El instinto es la costumbre de otros que traemos al nacer. No nacemos con un pan bajo el brazo pues esto sería una incomodidad previsible; además, ello daría motivo al primer lío de familia del neonato porque los padres o los cinco tíos –quienes nunca faltan– podrían reclamar al bebé por qué no trajo una mano de pan, o una baguette (nombre que, oído, parece una definición de “diputado ocioso”), o, si no –ya que estamos casi puestos en el veterano idioma del Lacio: id est, el latín–, por qué el neoniño no se apropincuó con una pizza familiar ya que para eso vino: para ser parte de la familia.
Esas circunstancias son asaz desagradables y siempre crean traumas froidianos en el niño; es decir, uno de esos psicotraumas que las personas sanas ignoramos que sufrimos hasta que leemos a Sigmund Freud.
Volviendo a las demandas familiares hechas contra el recién nacido, este, de la sorpresa, se queda sin palabras, de modo que no puede explicar que, en realidad, lo que él ha traído no son panes, sino instintos; o sea, la primera herencia que recibe de su familia y que a veces es también la última (no la última familia, sino la última herencia).
Claro está, después llega la hora del desquite, y, en vez de sufrir quejas por no haber traído un pan, al niño hay que dárselo hasta que crezca –y un poco más allá–. Esto es lo que se llama la “ley de las compensaciones”; es decir, la venganza santificada por el verbo de la sociología.
Por supuesto, se ha discutido mucho si los seres humanos nacemos con instintos ya que los instintos visten mal a la vanidad del Homo sapiens.
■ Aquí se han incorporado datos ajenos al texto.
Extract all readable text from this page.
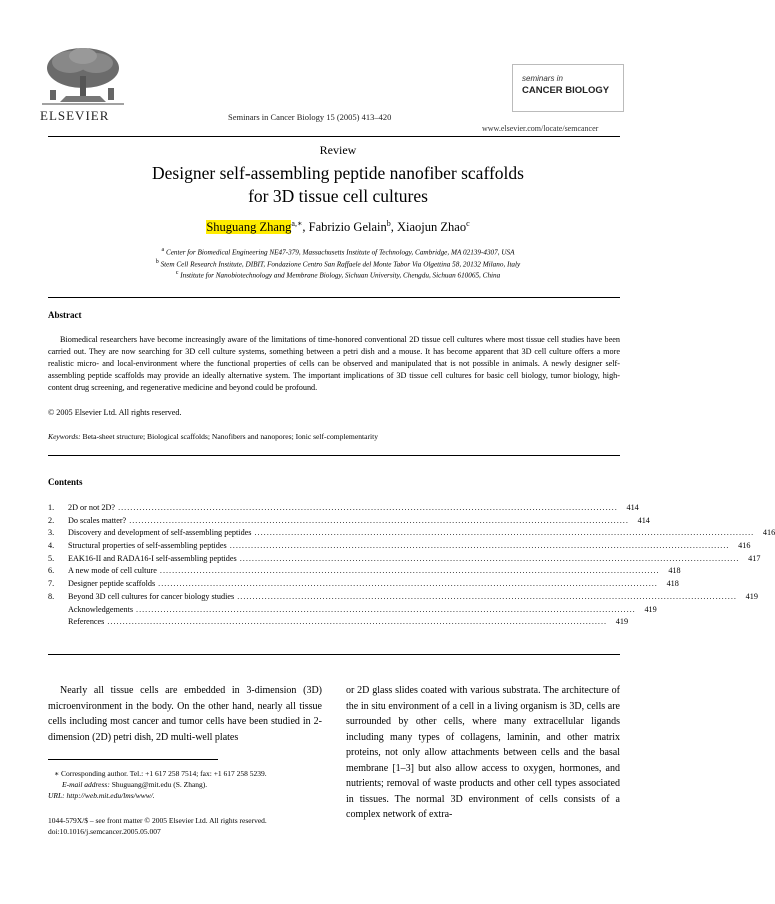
ELSEVIER	Seminars in Cancer Biology 15 (2005) 413–420
seminars in
CANCER BIOLOGY
www.elsevier.com/locate/semcancer
Review
Designer self-assembling peptide nanofiber scaffolds
for 3D tissue cell cultures
Shuguang Zhang$^{a,∗}$, Fabrizio Gelain$^b$, Xiaojun Zhao$^c$
$^a$ Center for Biomedical Engineering NE47-379, Massachusetts Institute of Technology, Cambridge, MA 02139-4307, USA
$^b$ Stem Cell Research Institute, DIBIT, Fondazione Centro San Raffaele del Monte Tabor Via Olgettina 58, 20132 Milano, Italy
$^c$ Institute for Nanobiotechnology and Membrane Biology, Sichuan University, Chengdu, Sichuan 610065, China
Abstract

Biomedical researchers have become increasingly aware of the limitations of time-honored conventional 2D tissue cell cultures where most tissue cell studies have been carried out. They are now searching for 3D cell culture systems, something between a petri dish and a mouse. It has become apparent that 3D cell culture offers a more realistic micro- and local-environment where the functional properties of cells can be observed and manipulated that is not possible in animals. A newly designer self-assembling peptide scaffolds may provide an ideally alternative system. The important implications of 3D tissue cell cultures for basic cell biology, tumor biology, high-content drug screening, and regenerative medicine and beyond could be profound.

© 2005 Elsevier Ltd. All rights reserved.
Keywords: Beta-sheet structure; Biological scaffolds; Nanofibers and nanopores; Ionic self-complementarity
Contents
1.	2D or not 2D? ....................................................................................................................................................................	414
2.	Do scales matter? ....................................................................................................................................................................	414
3.	Discovery and development of self-assembling peptides ....................................................................................................................................................................	416
4.	Structural properties of self-assembling peptides ....................................................................................................................................................................	416
5.	EAK16-II and RADA16-I self-assembling peptides ....................................................................................................................................................................	417
6.	A new mode of cell culture ....................................................................................................................................................................	418
7.	Designer peptide scaffolds ....................................................................................................................................................................	418
8.	Beyond 3D cell cultures for cancer biology studies ....................................................................................................................................................................	419
Acknowledgements ....................................................................................................................................................................	419
References ....................................................................................................................................................................	419
Nearly all tissue cells are embedded in 3-dimension (3D) microenvironment in the body. On the other hand, nearly all tissue cells including most cancer and tumor cells have been studied in 2-dimension (2D) petri dish, 2D multi-well plates
or 2D glass slides coated with various substrata. The architecture of the in situ environment of a cell in a living organism is 3D, cells are surrounded by other cells, where many extracellular ligands including many types of collagens, laminin, and other matrix proteins, not only allow attachments between cells and the basal membrane [1–3] but also allow access to oxygen, hormones, and nutrients; removal of waste products and other cell types associated in tissues. The normal 3D environment of cells consists of a complex network of extra-
∗ Corresponding author. Tel.: +1 617 258 7514; fax: +1 617 258 5239.
E-mail address: Shuguang@mit.edu (S. Zhang).
URL: http://web.mit.edu/lms/www/.
1044-579X/$ – see front matter © 2005 Elsevier Ltd. All rights reserved.
doi:10.1016/j.semcancer.2005.05.007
Para algunos filósofos, los instintos son algo así como los autos robados que nos han puesto en el sótano del subconsciente.
Cuando el siglo XIX estaba por cambiar de número, el estadounidense William James publicó sus Principios de psicología. En este libro argumentó en favor del innatismo; o sea, en favor de la idea de que llegamos al mundo dotados de instintos, que nos hacen mamar, agarrar, llorar y trepar –instinto este que, ya desarrollado, revela cierta tendencia a cierta política–.
Como explica el zoólogo Matt Ridley (Qué nos hace humanos, capítulo II), William James insistió en que la mujer siente el instinto parental más que el hombre. James reconoció así el instinto materno en el ser humano femenino, negado hoy por el pensamiento mágico.
William James resultó así la bête noir (bestia negra) de la tendencia opuesta, el conductismo extremo, para el cual el cerebro humano es una tabula rasa (tabla rasa) –pero admitamos que algunos cerebros juegan en favor de aquella hipótesis–.
Con los años pasa el tiempo, y se ejecutaron experimentos que probaron la existencia de los instintos. Si no los hubiere, el ser humano no habría sobrevivido cuando carecía del lenguaje verbal con el que comunica hoy sus necesidades. Claro está, los instintos no lo son todo: el resto es cultura –el hermoso freno que la civilización pone a la naturaleza–.